Trente-trois exploitations supplémentaires ont été identifiées comme inquiétantes depuis le début de la crise. Mais la météo et la perspective d’une nouvelle mauvaise récolte fait craindre le pire. © LUCIE DEBUIRE / FRÉDÉRIC THÉRY

La crise liée au Covid ne fait qu’aggraver des situations déjà problématiques. Les signalements se multiplient dans le département, toutes filières confondues.

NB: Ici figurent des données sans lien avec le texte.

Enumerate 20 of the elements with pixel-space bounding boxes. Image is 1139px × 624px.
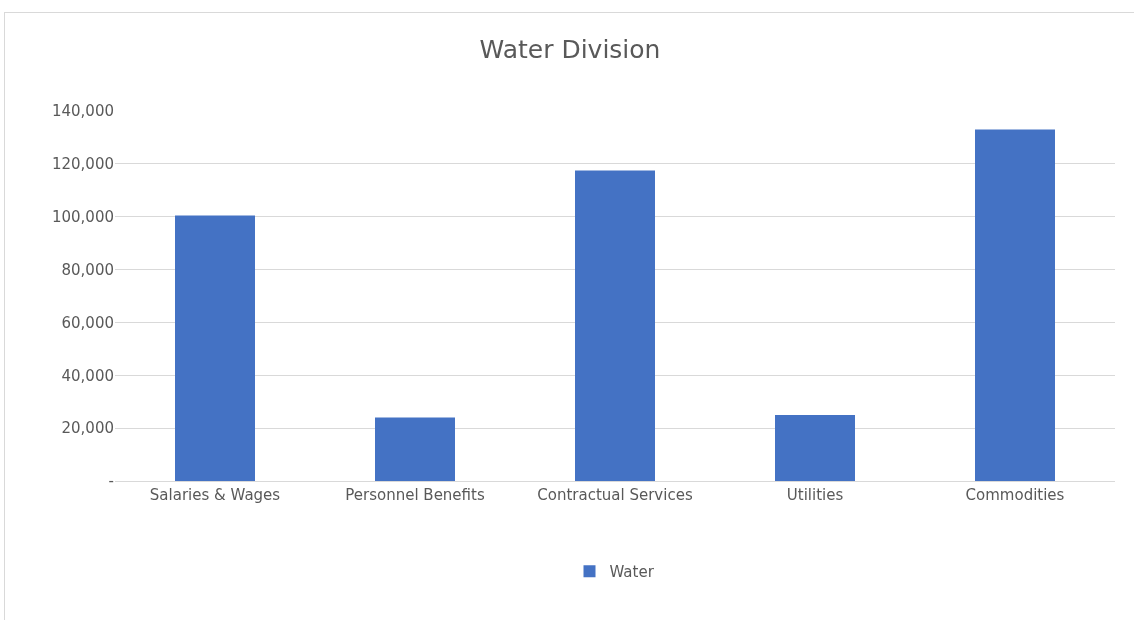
- y-tick-label: -: [108, 472, 114, 491]
- bar: [975, 129, 1055, 481]
- y-tick-label: 120,000: [51, 155, 114, 174]
- y-tick-label: 20,000: [61, 419, 114, 438]
- y-tick-label: 40,000: [61, 366, 114, 385]
- y-tick-label: 60,000: [61, 313, 114, 332]
- y-tick-label: 100,000: [51, 207, 114, 226]
- bar: [575, 170, 655, 481]
- bar: [375, 417, 455, 481]
- y-tick-label: 140,000: [51, 102, 114, 121]
- x-tick-label: Personnel Benefits: [345, 486, 485, 504]
- x-tick-label: Commodities: [965, 486, 1065, 504]
- x-tick-label: Contractual Services: [537, 486, 693, 504]
- x-tick-label: Utilities: [786, 486, 844, 504]
- bar: [175, 215, 255, 481]
- chart-title: Water Division: [479, 34, 661, 64]
- x-tick-label: Salaries & Wages: [149, 486, 281, 504]
- legend-label: Water: [609, 563, 655, 582]
- y-tick-label: 80,000: [61, 260, 114, 279]
- bar: [775, 414, 855, 481]
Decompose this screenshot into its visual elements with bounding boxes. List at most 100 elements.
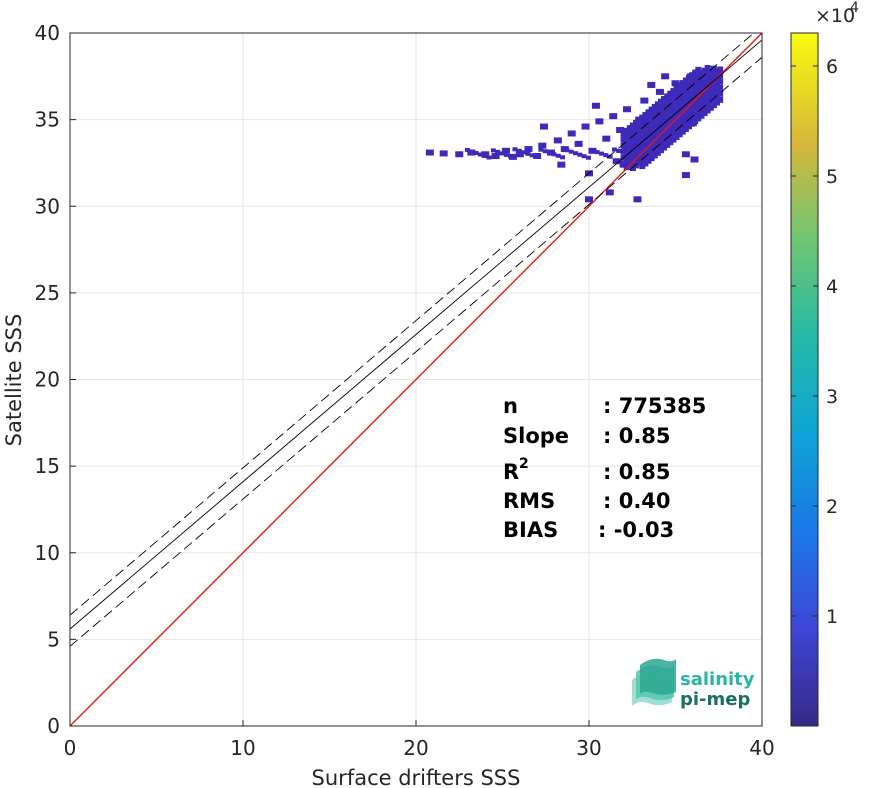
density-cell: [707, 104, 714, 111]
density-cell: [661, 126, 668, 133]
density-cell: [679, 122, 686, 129]
density-cell: [710, 89, 717, 96]
density-cell: [661, 102, 668, 109]
density-cell: [682, 125, 689, 132]
density-cell: [679, 92, 686, 99]
density-cell: [503, 152, 509, 157]
density-cell: [651, 116, 658, 123]
density-cell: [661, 108, 668, 115]
density-cell: [682, 95, 689, 102]
density-cell: [657, 110, 664, 117]
stat-bias-value: : -0.03: [598, 518, 674, 542]
density-cell: [710, 83, 717, 90]
y-tick-label: 20: [35, 368, 60, 392]
density-cell: [654, 137, 661, 144]
density-cell: [515, 151, 524, 158]
density-cell: [581, 123, 590, 130]
density-cell: [645, 151, 652, 158]
density-cell: [553, 137, 562, 144]
density-cell: [692, 105, 699, 112]
density-cell: [707, 86, 714, 93]
density-cell: [508, 154, 514, 159]
density-cell: [714, 69, 721, 76]
density-cell: [698, 76, 705, 83]
density-cell: [636, 135, 643, 142]
density-cell: [717, 90, 724, 97]
density-cell: [525, 151, 531, 156]
density-cell: [685, 111, 692, 118]
density-cell: [636, 129, 643, 136]
density-cell: [482, 154, 488, 159]
density-cell: [581, 154, 587, 159]
density-cell: [623, 139, 630, 146]
density-cell: [679, 80, 686, 87]
stat-r2-value: : 0.85: [603, 460, 671, 484]
density-cell: [685, 74, 692, 81]
density-cell: [664, 93, 671, 100]
density-cell: [676, 88, 683, 95]
density-cell: [670, 94, 677, 101]
density-cell: [645, 115, 652, 122]
density-cell: [692, 69, 699, 76]
x-tick-labels: 0 10 20 30 40: [64, 720, 775, 760]
density-cell: [676, 119, 683, 126]
density-cell: [657, 147, 664, 154]
density-cell: [620, 160, 627, 167]
density-cell: [695, 66, 702, 73]
density-cell: [623, 106, 632, 113]
density-cell: [701, 73, 708, 80]
colorbar-tick-label: 4: [826, 276, 838, 298]
density-cell: [667, 102, 674, 109]
density-cell: [701, 110, 708, 117]
density-cell: [574, 140, 583, 147]
density-cell: [651, 146, 658, 153]
line-regression-minus: [70, 56, 762, 647]
density-cell: [704, 64, 711, 71]
density-cell: [701, 104, 708, 111]
logo-text-salinity: salinity: [680, 669, 755, 690]
density-cell: [673, 133, 680, 140]
density-cell: [689, 90, 696, 97]
density-cell: [682, 89, 689, 96]
stat-rms-label: RMS: [503, 489, 555, 513]
density-cell: [692, 118, 699, 125]
density-cell: [657, 116, 664, 123]
density-cell: [551, 152, 557, 157]
density-cell: [534, 154, 540, 159]
density-cell: [657, 135, 664, 142]
density-cell: [645, 109, 652, 116]
density-cell: [524, 146, 533, 153]
density-cell: [577, 152, 583, 157]
stat-slope-label: Slope: [503, 424, 569, 448]
density-cell: [626, 143, 633, 150]
density-cell: [690, 156, 699, 163]
y-tick-label: 40: [35, 21, 60, 45]
density-cell: [623, 127, 630, 134]
colorbar-tick-label: 3: [826, 386, 838, 408]
density-cell: [639, 120, 646, 127]
density-cell: [685, 123, 692, 130]
density-cell: [633, 162, 640, 169]
density-cell: [636, 159, 643, 166]
y-tick-label: 15: [35, 454, 60, 478]
density-cell: [477, 152, 483, 157]
density-cell: [673, 127, 680, 134]
density-cell: [667, 127, 674, 134]
x-tick-label: 20: [403, 736, 428, 760]
density-cell: [664, 135, 671, 142]
density-cell: [667, 133, 674, 140]
density-cell: [620, 150, 626, 155]
density-cell: [676, 100, 683, 107]
statistics-annotation: n : 775385 Slope : 0.85 R 2 : 0.85 RMS :…: [503, 394, 706, 542]
density-cell: [645, 157, 652, 164]
density-cell: [639, 163, 646, 170]
density-cell: [645, 145, 652, 152]
y-tick-label: 0: [47, 714, 60, 738]
x-tick-label: 0: [64, 736, 77, 760]
x-axis-label: Surface drifters SSS: [312, 766, 521, 788]
salinity-pi-mep-logo: salinity pi-mep: [632, 658, 755, 710]
density-cell: [620, 136, 627, 143]
density-cell: [564, 148, 570, 153]
density-cell: [704, 71, 711, 78]
density-cell: [499, 151, 505, 156]
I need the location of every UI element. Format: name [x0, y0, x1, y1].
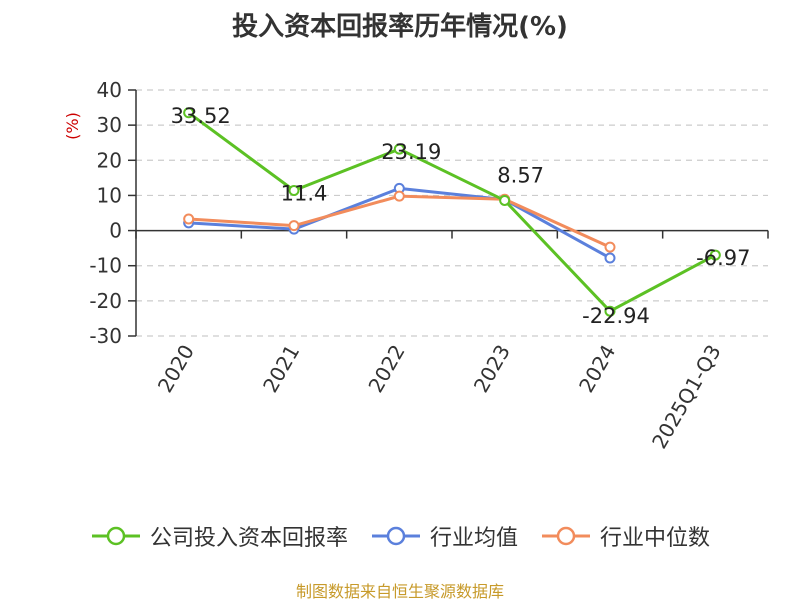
x-tick-label: 2025Q1-Q3 [647, 341, 726, 453]
legend-item[interactable]: 行业均值 [370, 520, 518, 552]
legend-swatch-icon [91, 526, 140, 546]
legend-swatch-icon [371, 526, 420, 546]
y-tick-label: 30 [97, 113, 122, 137]
chart-title: 投入资本回报率历年情况(%) [232, 12, 568, 42]
legend-swatch-marker [556, 526, 576, 546]
legend-label: 行业均值 [429, 526, 518, 551]
data-label: 33.52 [171, 104, 231, 128]
series-point-2 [288, 220, 300, 232]
data-label: 11.4 [281, 182, 328, 206]
series-point-2 [183, 213, 195, 225]
data-label: 23.19 [381, 140, 441, 164]
x-tick-label: 2021 [258, 341, 304, 397]
series-point-2 [393, 190, 405, 202]
legend-label: 公司投入资本回报率 [149, 526, 348, 551]
x-tick-label: 2022 [363, 341, 409, 397]
series-point-0 [393, 143, 405, 155]
y-tick-label: 0 [109, 219, 122, 243]
series-point-0 [288, 185, 300, 197]
series-point-0 [499, 194, 511, 206]
x-tick-label: 2024 [574, 341, 620, 397]
data-label: -22.94 [582, 304, 650, 328]
y-tick-label: 20 [97, 148, 122, 172]
series-point-0 [183, 107, 195, 119]
y-tick-label: -10 [89, 254, 122, 278]
x-tick-label: 2023 [469, 340, 515, 396]
series-point-0 [709, 249, 721, 261]
source-note: 制图数据来自恒生聚源数据库 [295, 582, 504, 601]
legend-swatch-marker [106, 526, 126, 546]
legend-swatch-marker [386, 526, 406, 546]
data-label: 8.57 [497, 163, 544, 187]
series-line-0 [187, 111, 717, 313]
x-tick-label: 2020 [153, 341, 199, 397]
y-tick-label: 40 [97, 78, 122, 102]
legend-label: 行业中位数 [600, 526, 711, 551]
legend: 公司投入资本回报率 行业均值 行业中位数 [0, 520, 800, 552]
legend-item[interactable]: 行业中位数 [540, 520, 710, 552]
legend-swatch-icon [542, 526, 590, 546]
y-tick-label: -20 [89, 289, 122, 313]
y-tick-label: -30 [89, 324, 122, 348]
y-tick-label: 10 [97, 183, 122, 207]
series-point-0 [604, 305, 616, 317]
legend-item[interactable]: 公司投入资本回报率 [90, 520, 348, 552]
y-axis-label: (%) [63, 112, 82, 140]
series-point-1 [604, 252, 616, 264]
series-point-2 [604, 241, 616, 253]
data-label: -6.97 [696, 246, 750, 270]
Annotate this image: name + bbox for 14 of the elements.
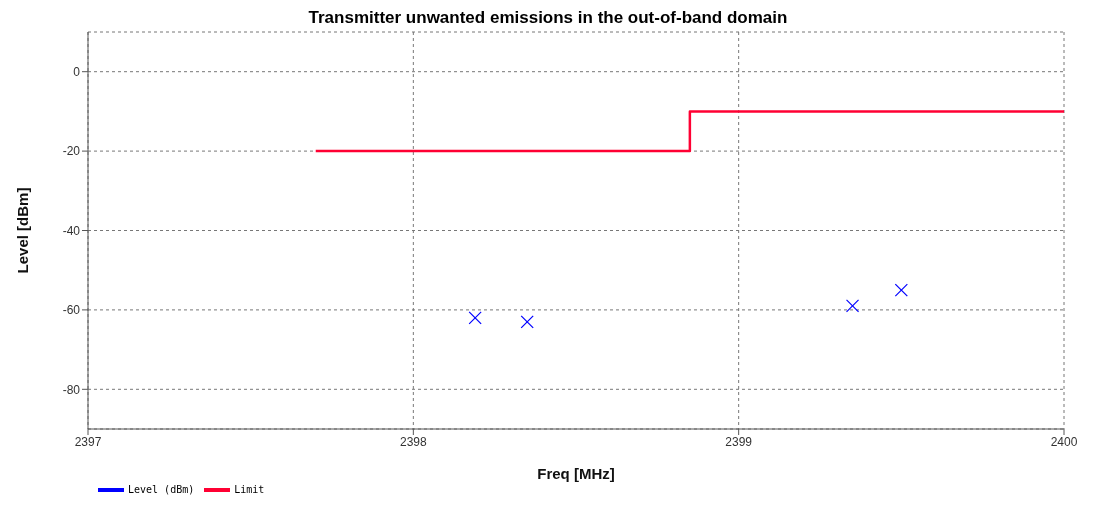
x-tick-label: 2399 (725, 434, 753, 449)
chart-title: Transmitter unwanted emissions in the out-of-band domain (307, 8, 789, 29)
y-tick-label: -20 (62, 144, 81, 159)
y-tick-label: -40 (62, 223, 81, 238)
legend-label: Limit (233, 484, 265, 495)
x-tick-label: 2397 (74, 434, 102, 449)
x-tick-label: 2400 (1050, 434, 1078, 449)
y-axis-title: Level [dBm] (14, 187, 32, 274)
y-tick-label: -80 (62, 382, 81, 397)
y-tick-label: 0 (73, 64, 81, 79)
y-tick-label: -60 (62, 303, 81, 318)
legend-label: Level (dBm) (127, 484, 195, 495)
x-tick-label: 2398 (399, 434, 427, 449)
x-axis-title: Freq [MHz] (537, 465, 615, 482)
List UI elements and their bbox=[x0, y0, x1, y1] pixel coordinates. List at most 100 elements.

On le sait, certaines filières agricoles ont été très pénalisées par l’arrêt brutal de la consommation en France liée au confinement. Pour suivre les entreprises en difficultés, la Chambre d’Agriculture a mis en place une cellule d’urgence : la cellule Covid. En parallèle du dispositif Réagir, qui accompagne d’un point de vue économique comme social 83 agriculteurs en difficulté dans le département (lire par ailleurs), il s’agissait d’apporter une réponse rapide à ces exploitations dont l’activité s’est arrêtée ou presque, du jour au lendemain.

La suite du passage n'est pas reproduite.